L''AMÉRIQUE :
CONQUÊTE ET ÉVANGÉLISATION – ÉPOPÉE OU GÉNOCIDE ? Prof. JORGE RAUL VERA L''atmosphère de répression impitoyable qui a caractérisé la conquête de l’Amérique, notamment ses guerres,
est bien connue par ses répercussions. En 1492, environ 90 millions d’autochtones vivaient aux Amériques (66,5 millions en Amérique du Sud, 13,5 millions en Amérique Centrale et 10 millions en Amérique du Nord). Cent
ans plus tard (1592), les guerres, les maladies et les massacres avaient bouleversé si gravement l’équilibre démographique que la population autochtone d’Amérique du Sud ne comptait plus que 40 millions d’habitants.
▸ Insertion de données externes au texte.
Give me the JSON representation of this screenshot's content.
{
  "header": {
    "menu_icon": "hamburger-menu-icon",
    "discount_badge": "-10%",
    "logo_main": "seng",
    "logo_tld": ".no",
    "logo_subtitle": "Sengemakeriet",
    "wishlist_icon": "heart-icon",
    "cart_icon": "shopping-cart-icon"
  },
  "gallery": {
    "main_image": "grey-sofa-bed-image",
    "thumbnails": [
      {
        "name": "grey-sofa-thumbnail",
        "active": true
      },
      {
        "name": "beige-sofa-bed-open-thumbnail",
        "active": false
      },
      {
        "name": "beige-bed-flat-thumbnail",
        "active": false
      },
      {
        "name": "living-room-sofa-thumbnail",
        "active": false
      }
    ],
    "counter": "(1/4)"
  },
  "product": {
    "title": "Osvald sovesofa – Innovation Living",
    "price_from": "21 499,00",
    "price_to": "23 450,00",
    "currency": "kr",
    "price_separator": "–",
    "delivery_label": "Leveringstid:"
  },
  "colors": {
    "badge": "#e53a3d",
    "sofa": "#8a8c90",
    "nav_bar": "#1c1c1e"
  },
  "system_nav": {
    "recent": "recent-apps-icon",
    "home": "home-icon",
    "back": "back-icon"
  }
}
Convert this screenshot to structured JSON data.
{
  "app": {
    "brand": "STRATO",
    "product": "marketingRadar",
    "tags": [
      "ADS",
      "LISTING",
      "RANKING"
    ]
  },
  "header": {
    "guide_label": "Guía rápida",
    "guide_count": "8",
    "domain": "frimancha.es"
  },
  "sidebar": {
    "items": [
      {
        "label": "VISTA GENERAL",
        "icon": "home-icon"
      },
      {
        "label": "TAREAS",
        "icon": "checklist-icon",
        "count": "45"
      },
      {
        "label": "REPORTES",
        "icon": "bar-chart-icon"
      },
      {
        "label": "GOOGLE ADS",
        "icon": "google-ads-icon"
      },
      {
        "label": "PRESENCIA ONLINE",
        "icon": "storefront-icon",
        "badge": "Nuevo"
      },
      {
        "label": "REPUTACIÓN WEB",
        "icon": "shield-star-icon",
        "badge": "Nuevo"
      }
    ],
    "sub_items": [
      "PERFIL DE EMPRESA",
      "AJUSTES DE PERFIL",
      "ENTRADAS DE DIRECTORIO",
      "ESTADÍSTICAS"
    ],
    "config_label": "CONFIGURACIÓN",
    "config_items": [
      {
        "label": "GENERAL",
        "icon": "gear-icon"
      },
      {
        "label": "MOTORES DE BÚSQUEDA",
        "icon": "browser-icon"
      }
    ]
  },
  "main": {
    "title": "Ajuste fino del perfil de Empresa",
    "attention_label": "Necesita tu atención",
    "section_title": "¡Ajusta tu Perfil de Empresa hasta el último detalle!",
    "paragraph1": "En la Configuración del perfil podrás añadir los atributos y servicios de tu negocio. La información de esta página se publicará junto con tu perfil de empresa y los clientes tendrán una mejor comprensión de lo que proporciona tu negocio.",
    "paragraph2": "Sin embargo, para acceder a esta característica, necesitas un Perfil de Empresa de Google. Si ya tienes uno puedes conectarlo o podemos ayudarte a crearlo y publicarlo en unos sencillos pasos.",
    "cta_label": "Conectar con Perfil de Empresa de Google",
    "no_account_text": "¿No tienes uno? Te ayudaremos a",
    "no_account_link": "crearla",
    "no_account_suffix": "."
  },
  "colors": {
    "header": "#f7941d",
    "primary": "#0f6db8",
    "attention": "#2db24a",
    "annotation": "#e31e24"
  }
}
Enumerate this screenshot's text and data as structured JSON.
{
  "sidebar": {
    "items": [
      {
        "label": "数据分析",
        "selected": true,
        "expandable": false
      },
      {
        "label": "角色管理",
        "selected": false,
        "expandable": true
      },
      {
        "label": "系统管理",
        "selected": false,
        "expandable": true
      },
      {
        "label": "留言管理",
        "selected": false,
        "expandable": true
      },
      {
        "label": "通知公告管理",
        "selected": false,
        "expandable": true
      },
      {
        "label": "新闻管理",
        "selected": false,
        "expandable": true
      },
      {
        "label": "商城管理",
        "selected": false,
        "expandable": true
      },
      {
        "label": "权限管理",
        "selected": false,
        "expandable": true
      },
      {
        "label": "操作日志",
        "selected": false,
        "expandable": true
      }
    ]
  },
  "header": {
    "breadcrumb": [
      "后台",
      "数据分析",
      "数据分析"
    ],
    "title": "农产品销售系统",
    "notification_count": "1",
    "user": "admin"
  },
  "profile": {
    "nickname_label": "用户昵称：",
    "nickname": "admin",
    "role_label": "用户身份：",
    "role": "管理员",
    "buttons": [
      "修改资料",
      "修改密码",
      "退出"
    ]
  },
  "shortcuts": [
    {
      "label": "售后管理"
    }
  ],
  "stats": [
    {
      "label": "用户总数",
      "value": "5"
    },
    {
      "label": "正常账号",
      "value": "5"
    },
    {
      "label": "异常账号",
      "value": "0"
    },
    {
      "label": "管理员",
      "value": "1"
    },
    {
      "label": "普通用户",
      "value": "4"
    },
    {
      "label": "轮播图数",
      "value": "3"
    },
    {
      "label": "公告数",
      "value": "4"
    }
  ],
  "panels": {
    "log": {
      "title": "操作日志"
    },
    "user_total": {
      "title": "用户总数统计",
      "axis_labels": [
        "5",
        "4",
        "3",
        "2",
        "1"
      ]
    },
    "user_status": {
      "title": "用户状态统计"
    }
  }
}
En d’autres termes, sur une période de 36 500 jours, 1 096 autochtones
ont été exterminés chaque
jour. Ainsi, pendant 160 ans (de 1492 à 1652), la population de 13,5 millions d’autochtones vivant en Amérique Centrale (en 1492) a diminué progressivement et ne comptait plus que 540 000
personnes en 1652, c''est-à-dire que 12 960 000 personnes ont péri au rythme de 222 par jour. En 1692, au 200ème anniversaire de l’arrivée des Européens en Amérique, il ne restait plus que 4,5 millions d’indigènes au total. 85 500 000 personnes (enfants, femmes, hommes et personnes âgées) avaient été exterminés (de différentes façons), soit 1 171 par jour. Au cours des cérémonies scolaires auxquelles j’ai assisté, jeune étudiant, puis professeur, au fil de cinquante quatre ans, je ne me souviens pas avoir entendu quiconque discourant sur la « Conquête de l’Amérique » exprimer de la compassion pour les sévices et les souffrances infligés aux populations indigènes, propriétaires légitimes des terres usurpées. Des millions d’enfants, de femmes, d’hommes et de personnes âgées ont péri d’une mort ignoble après avoir subi des épreuves que seuls des êtres humains sont capables d’imaginer. Cet esclavage s’est poursuivi tant et si bien qu’aujourd’hui encore, plus de cinq cent ans après, les effets « civilisateurs de la conquête » se font toujours sentir au sein de nombreuses populations américaines. Survivant dans des conditions épouvantables, des milliers d’êtres humains sont destinés à une lente et irrémédiable extinction. Tout cela ne semble avoir aucune importance, ni pour les idéologues de l’« historiographie officielle », ni pour ceux qui, dans leurs discours mensongers, portent aux nues le crime le plus odieux qu’ait subi la race humaine. L’appropriation des terres et des richesses des indigènes qu’ils convoitaient, l’anéantissement des anciennes cultures, qui ont dépassé sous bien des aspects ceux des Européens de l’ère contemporaine, étaient des «
faits triviaux », qu’ils justifiaient en invoquant les « bienfaits spirituels » que susciterait un culte se substituant à celui pratiqué. Par conséquent, l’euphémisme qui consiste à résumer le processus aberrant de la conquête et de la colonisation en une « rencontre de deux cultures » est totalement invraisemblable. Cet exposé présente une comparaison entre l’« histoire officielle » et les faits et événements réels qui se sont produits pendant la conquête, racontés par ceux qui ont été participants ou témoins des événements. Il est impossible de résumer en quelques pages tout ce qui s’est passé pendant la conquête ; c''est pourquoi cette version abrégée des faits est destinée à révéler – bien que dans une mesure minimale – les ravages commis par les conquérants, faits que l’histoire officielle a bien dissimulés. Les lecteurs remarqueront par conséquent que les récits présentés dans cet exposé ne se déroulent pas dans l’ordre chronologique des manuels scolaires. Faits et scénarios géographiques sont décrits en termes larges afin de fournir davantage d’informations dans un espace réduit.